Is EU data residency the same as EU hosting for GDPR purposes?
No — these are legally distinct concepts. EU hosting means the infrastructure (servers, data centres) is physically located in the European Union. EU data residency is a contractual guarantee that data will not be transferred outside the defined jurisdiction under any operational circumstance. Many enterprise procurement contracts, regulated sectors (banking, healthcare, telecom), and public authority procurement frameworks require a data residency guarantee — not just geographically proximate infrastructure. Without a contractual commitment, EU-hosted infrastructure alone does not constitute data residency.

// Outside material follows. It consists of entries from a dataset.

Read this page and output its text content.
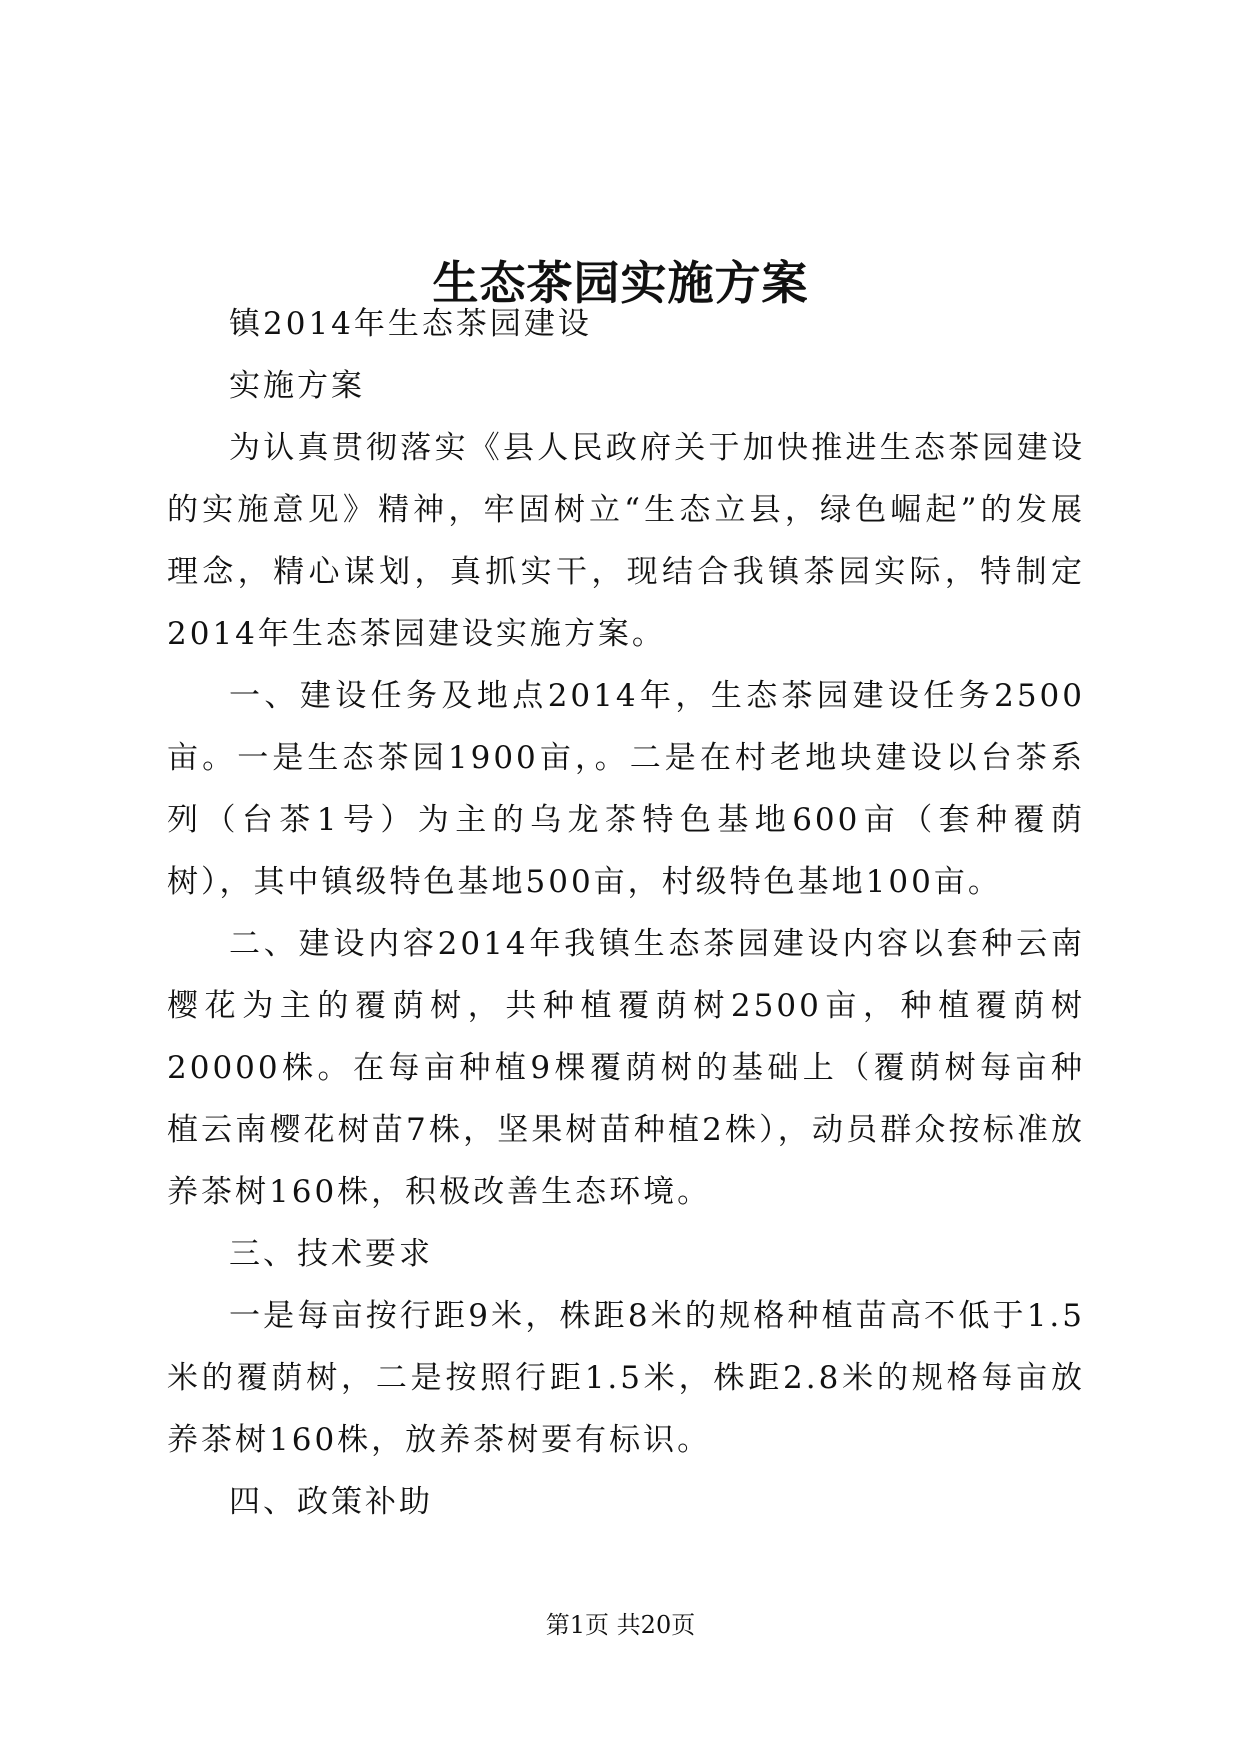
生态茶园实施方案

镇2014年生态茶园建设

实施方案

为认真贯彻落实《县人民政府关于加快推进生态茶园建设的实施意见》精神，牢固树立“生态立县，绿色崛起”的发展理念，精心谋划，真抓实干，现结合我镇茶园实际，特制定2014年生态茶园建设实施方案。

一、建设任务及地点2014年，生态茶园建设任务2500亩。一是生态茶园1900亩，。二是在村老地块建设以台茶系列（台茶1号）为主的乌龙茶特色基地600亩（套种覆荫树），其中镇级特色基地500亩，村级特色基地100亩。

二、建设内容2014年我镇生态茶园建设内容以套种云南樱花为主的覆荫树，共种植覆荫树2500亩，种植覆荫树20000株。在每亩种植9棵覆荫树的基础上（覆荫树每亩种植云南樱花树苗7株，坚果树苗种植2株），动员群众按标准放养茶树160株，积极改善生态环境。

三、技术要求

一是每亩按行距9米，株距8米的规格种植苗高不低于1.5米的覆荫树，二是按照行距1.5米，株距2.8米的规格每亩放养茶树160株，放养茶树要有标识。

四、政策补助

第1页 共20页
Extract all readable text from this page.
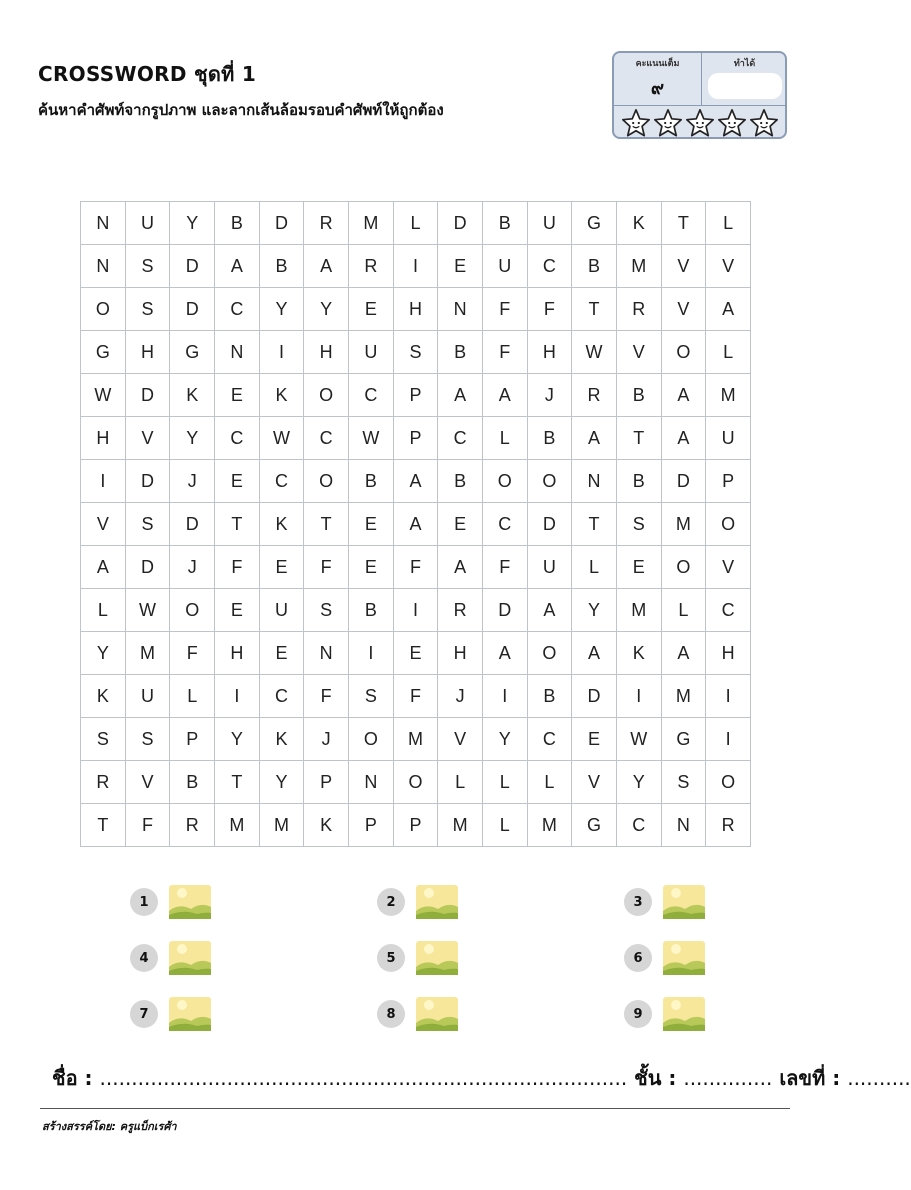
CROSSWORD ชุดที่ 1
ค้นหาคำศัพท์จากรูปภาพ และลากเส้นล้อมรอบคำศัพท์ให้ถูกต้อง
คะแนนเต็ม
๙
ทำได้
N	U	Y	B	D	R	M	L	D	B	U	G	K	T	L
N	S	D	A	B	A	R	I	E	U	C	B	M	V	V
O	S	D	C	Y	Y	E	H	N	F	F	T	R	V	A
G	H	G	N	I	H	U	S	B	F	H	W	V	O	L
W	D	K	E	K	O	C	P	A	A	J	R	B	A	M
H	V	Y	C	W	C	W	P	C	L	B	A	T	A	U
I	D	J	E	C	O	B	A	B	O	O	N	B	D	P
V	S	D	T	K	T	E	A	E	C	D	T	S	M	O
A	D	J	F	E	F	E	F	A	F	U	L	E	O	V
L	W	O	E	U	S	B	I	R	D	A	Y	M	L	C
Y	M	F	H	E	N	I	E	H	A	O	A	K	A	H
K	U	L	I	C	F	S	F	J	I	B	D	I	M	I
S	S	P	Y	K	J	O	M	V	Y	C	E	W	G	I
R	V	B	T	Y	P	N	O	L	L	L	V	Y	S	O
T	F	R	M	M	K	P	P	M	L	M	G	C	N	R
1	2	3
4	5	6
7	8	9
ชื่อ : ................................................................................... ชั้น : .............. เลขที่ : ..........
สร้างสรรค์โดย: ครูแบ็กเรศ้า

Does Claude Enterprise include EU data residency?
No. The Claude Enterprise plan accessed via claude.ai operates on US infrastructure and does not include EU data residency as a feature. EU data residency for Claude requires a separate deployment via AWS Bedrock EU profiles or Google Cloud Vertex AI EU regions. This also changes the legal structure: the primary processing contract shifts from Anthropic to AWS or Google Cloud. Procurement teams evaluating Claude Enterprise for regulated-sector or B2B-contract use cases should confirm this distinction before assuming Enterprise equals EU residency.
Is AWS Bedrock Frankfurt sufficient for EU data residency under GDPR?
For most use cases, yes — if correctly configured. AWS eu-central-1 (Frankfurt) confirms that customer content is processed and stored within the region. The key configuration requirement is that cross-region inference profiles are disabled and the deployment is locked to eu-central-1. Whether Frankfurt residency is legally sufficient for your specific obligation — such as a B2B contract clause, regulatory requirement, or internal policy — depends on the exact wording of that obligation and may require individual legal advice for high-stakes decisions.